O parágrafo que incomodou a juízes e promotores dizia: "Senhores juízes, deputados, membros do Ministério Público. Pelos filhos de Cristine, unam-se para ver o que cada poder tem a oferecer para melhorar a segurança. Os senhores que recebem auxílio-moradia de R$ 4,5 mil e salário na faixa dos R$ 30 mil bem que poderiam abrir mão dessa benesse e doar o valor para um fundo destinado à construção de presídios. Os senhores sabem que a falência do sistema prisional está na origem da violência que transformou o Rio Grande do Sul num pedaço de Bagdá."
Leia a íntegra da coluna:
Confira a íntegra das manifestações das duas entidades:
NOTA DA ASSOCIAÇÃO DOS JUÍZES DO RIO GRANDE DO SUL (AJURIS):
"A respeito da coluna publicada na edição desta sexta-feira (26/8), no Jornal Zero Hora, cabe ressaltar:- O problema da segurança pública é por demais complexo e não se pode jogar com a desinformação. Atribuir a solução da crise ao recebimento de verbas devidas a servidores públicos, especificamente no caso aos magistrados, é induzir a sociedade ao erro de avaliação e reduzir a responsabilidade do Executivo, este, sim, constitucionalmente definido como executor de políticas de segurança. Diante da gravidade da crise, de um momento de consternação coletiva, não se pode admitir opiniões reducionistas;
- Importante destacar que o Poder Judiciário tem auxiliado o Executivo, tomando iniciativas no contingenciamento de recursos: em 2015, foram transferidos R$ 429 milhões, oriundos do orçamento do Poder Judiciário, que responde por apenas 6% de todo o orçamento do Estado. Também foram repassados a 87 entidades ligadas à segurança mais de R$ 10 milhões a título de penas alternativas de prestação pecuniária ou transação penal em todo o Estado. Este montante tem auxiliado na reforma e melhorias em casas prisionais, na compra de viaturas e na aquisição de câmaras de monitoramento;
- Os magistrados, assim como toda a sociedade exaustivamente vitimizada, estão consternados. A desconstrução do serviço público, além das deficiências de um sistema de gestão de segurança, com raízes no colapso do sistema prisional, também notadamente nas áreas de educação e saúde, exigem a exploração do caminho largo das sonegações de impostos e das isenções e incentivos fiscais concedidos pelo Executivo.
Gilberto Schäfer
Presidente AJURIS
NOTA DA ASSOCIAÇÃO DO MINISTÉRIO PÚBLICO DO RIO GRANDE DO SUL
Diretoria executiva da AMP/RS rebate simplificação equivocada da situação da segurança pública
A Diretoria executiva da AMP/RS vem, por meio deste, rebater a interpretação simplista da colunista Rosane de Oliveira em sua coluna no jornal Zero Hora desta sexta-feira (26), ao analisar a situação da segurança pública no Rio Grande do Sul. Sugerir que a doação de parte da remuneração de membros do Ministério Público e de outras carreiras poderia ser solução para a falta de vagas nos presídios gaúchos é uma abordagem simplista, cujo efeito quase nada significaria no trato da questão.
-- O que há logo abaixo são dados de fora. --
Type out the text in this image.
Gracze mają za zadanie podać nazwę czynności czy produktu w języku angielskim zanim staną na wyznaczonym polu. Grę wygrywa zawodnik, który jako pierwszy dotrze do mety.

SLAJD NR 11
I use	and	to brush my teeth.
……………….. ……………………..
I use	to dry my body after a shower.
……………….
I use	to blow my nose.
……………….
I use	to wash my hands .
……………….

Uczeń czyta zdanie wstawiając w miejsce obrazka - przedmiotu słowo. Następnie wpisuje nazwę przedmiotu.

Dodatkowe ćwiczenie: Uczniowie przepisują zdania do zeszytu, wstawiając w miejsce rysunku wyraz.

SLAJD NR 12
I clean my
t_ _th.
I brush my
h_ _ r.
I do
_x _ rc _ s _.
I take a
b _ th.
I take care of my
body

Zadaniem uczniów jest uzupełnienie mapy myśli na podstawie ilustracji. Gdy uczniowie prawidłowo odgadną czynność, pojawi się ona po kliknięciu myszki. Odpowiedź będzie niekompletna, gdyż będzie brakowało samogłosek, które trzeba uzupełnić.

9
Isso porque a ausência de vagas em alguns presídios e o não preenchimento das mesmas em outros não decorre da falta de recursos financeiros e sim da não utilização dos valores disponibilizados. Somente no Estado do Rio Grande do Sul, por diversos motivos, foram mais de R$ 20 milhões destinados e não utilizados em contratos firmados na última década.
Além disso, não falta dinheiro ao Fundo Penitenciário Nacional (Funpen), destinado a aplicar recursos na construção, reforma, ampliação e aprimoramento de estabelecimentos penais. Isso porque, entre outras verbas, 3% de todo o montante arrecadado pelos concursos de prognósticos, sorteios e loterias no âmbito do Governo Federal são direcionados justamente para esse fim.
A questão da segurança pública é muito mais complexa, sendo o reducionismo cometido uma desinformação à sociedade em um momento de grave crise da segurança pública que em nada contribui para a solução do problema. Ao contrário, coloca a comunidade contra determinadas carreiras, quando, no âmbito do Ministério Público, diversas ações civis foram tomadas, inclusive para que o Estado construa mais presídios. Numa delas, de 2007, abrangendo todos os estabelecimentos prisionais do âmbito da Vara das Execuções Penais da Capital, o Estado foi condenado em primeiro e segundo graus a implementar 3.387 vagas no regime fechado e 505 no semiaberto, além das vagas que viessem a faltar durante a tramitação da ação. Se tivesse sido cumprida a decisão do Judiciário, por certo seria outra a situação dos presídios gaúchos.Porto Alegre, 26 de agosto de 2016.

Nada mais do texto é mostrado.